Under normal circumstances, the virus would not have gotten into monocytes at all, because these monocytes do not have an actual virus receptor. But now the virus uses the receptor that these immune cells have for antibodies in general. This means that the immune cell actually means well. The immune cell wants to recognise an antibody on the surface of a pathogen and then wants to eat the pathogen. In the case of a virus, however, it is possible that this antibody leads to the virus being absorbed by the immune cell. And the virus then starts not to be eaten up in the immune cell, but to replicate and to kill this immune cell, to disturb it. So the whole immune reaction can be disturbed. This can ultimately lead to a situation in which a vaccine of this kind, which makes an unbalanced antibody response - which makes antibodies, but they are the wrong ones, they are not neutralising antibodies or too few neutralising antibodies - then something happens that looks like the disease is made worse by the vaccination. So you are vaccinated, then you have contact with the virus and the disease becomes worse, as if you had not been vaccinated, because immune cells, which are actually needed to ward off the disease, have now become the target cell of the virus and the disease can then develop even more severely. This is, of course, pure theory.

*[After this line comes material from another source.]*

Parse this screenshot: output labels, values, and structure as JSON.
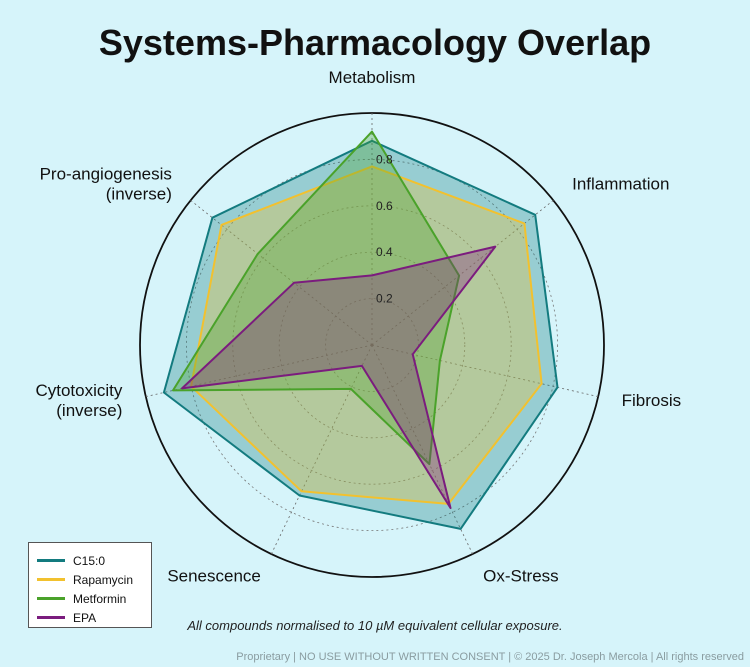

In this phenomenon we speak of antibody-dependent enhancement, i.e. antibody-dependent exacerbation of the disease. All these things are examples that I can mention here of the many imponderables that lead to the fact that you can't just quickly say: "Volunteers, roll up your sleeves, we'll vaccinate you all now and then it will be fine. No, it's not that simple.

Korinna Hennig: From your point of view, is one of these two lines, as far as you can judge, the more promising one, especially with regard to such imponderables?

Christian Drosten: Many people I talk to about vaccine development for this virus, who say that the probability of such interference effects is actually not very high. But one can only speculate at the moment. You also have to rule out such things. It is simply important to carry out investigations. Much of this can be answered in animal experiments, for example. There is no getting around it. On the other hand, however, it is also possible to anticipate such effects, which I have just described here, through tests in the test tube. You don't necessarily have to do stress infections in humans for that. But it all takes a little time.

And to your question that you asked, which of the two ways, strengthening cellular immunity or antibody immunity, is the better one? It's hard to say at the moment. There are actually quite hopeful starting dates for both approaches. However, the fact is that vaccine development is an incredibly big project. At a certain point in time, a company, which actually always works with academic groups, will have to get involved in one of the approaches. At that point, it is no longer possible to simply compare the two approaches. One cannot expect to carry out vaccine studies where both approaches are simply compared. This simply exceeds all the work that needs to be done and all the affordable, financial and organisational costs. At a certain point in time, the research groups have to carry out their own studies for their own vaccines and collect the data in such a way that they are reliable. And then, afterwards, the data can be compared.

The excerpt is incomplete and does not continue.